There were some scary frosts around spring break in mid-March and the tax deadline in mid-April, Studebaker said, but those ended up killing off just enough blossoms to provide what remained abundant sunlight.

“That’s actually the best way to thin peaches,” Studebaker said. “We still had to prune them, but we didn’t have as much.”

Studebaker fared better than most last year thanks to the success he’s been having growing the fruit in greenhouse high tunnels, which allow the trees to remain sheltered during the winter and are later opened to allow the fruit to mature.

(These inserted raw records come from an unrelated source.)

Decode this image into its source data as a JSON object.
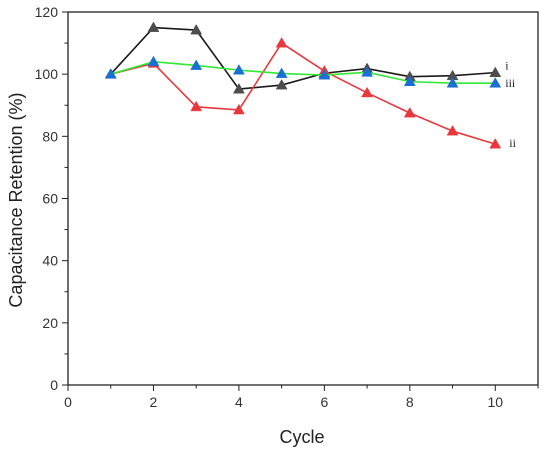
{
  "chart_data": {
    "type": "line",
    "title": "",
    "xlabel": "Cycle",
    "ylabel": "Capacitance Retention (%)",
    "xlim": [
      0,
      11
    ],
    "ylim": [
      0,
      120
    ],
    "xticks": [
      0,
      2,
      4,
      6,
      8,
      10
    ],
    "yticks": [
      0,
      20,
      40,
      60,
      80,
      100,
      120
    ],
    "grid": false,
    "legend": "none",
    "series": [
      {
        "name": "i",
        "line_color": "#1a1a1a",
        "marker_color": "#4d4d4d",
        "x": [
          1,
          2,
          3,
          4,
          5,
          6,
          7,
          8,
          9,
          10
        ],
        "y": [
          100,
          115,
          114.2,
          95.2,
          96.5,
          100.3,
          101.8,
          99.2,
          99.5,
          100.5
        ]
      },
      {
        "name": "ii",
        "line_color": "#e8383d",
        "marker_color": "#e8383d",
        "x": [
          1,
          2,
          3,
          4,
          5,
          6,
          7,
          8,
          9,
          10
        ],
        "y": [
          100,
          103.5,
          89.5,
          88.5,
          110,
          101,
          94,
          87.5,
          81.7,
          77.5
        ]
      },
      {
        "name": "iii",
        "line_color": "#33e833",
        "marker_color": "#1a6fd4",
        "x": [
          1,
          2,
          3,
          4,
          5,
          6,
          7,
          8,
          9,
          10
        ],
        "y": [
          100,
          104,
          102.8,
          101.3,
          100.2,
          99.7,
          100.6,
          97.6,
          97.1,
          97.1
        ]
      }
    ]
  }
}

He now has some 2,000 acres of trees under 11 tunnels.

But much of his crop is still subject to the whims of Mother Nature, and most years have him at some point in the early spring pulling all-nighters with wind machines or helicopters to stir up the air and keep the unwelcome mass of cold from settling into the trees. This wasn’t one of those years.

“I think I ran the wind machine probably five times, but I really only needed it twice,” he said. “I have no problem saying ‘I really didn’t need that.’ It’s better than worrying for two days if I lost anything.”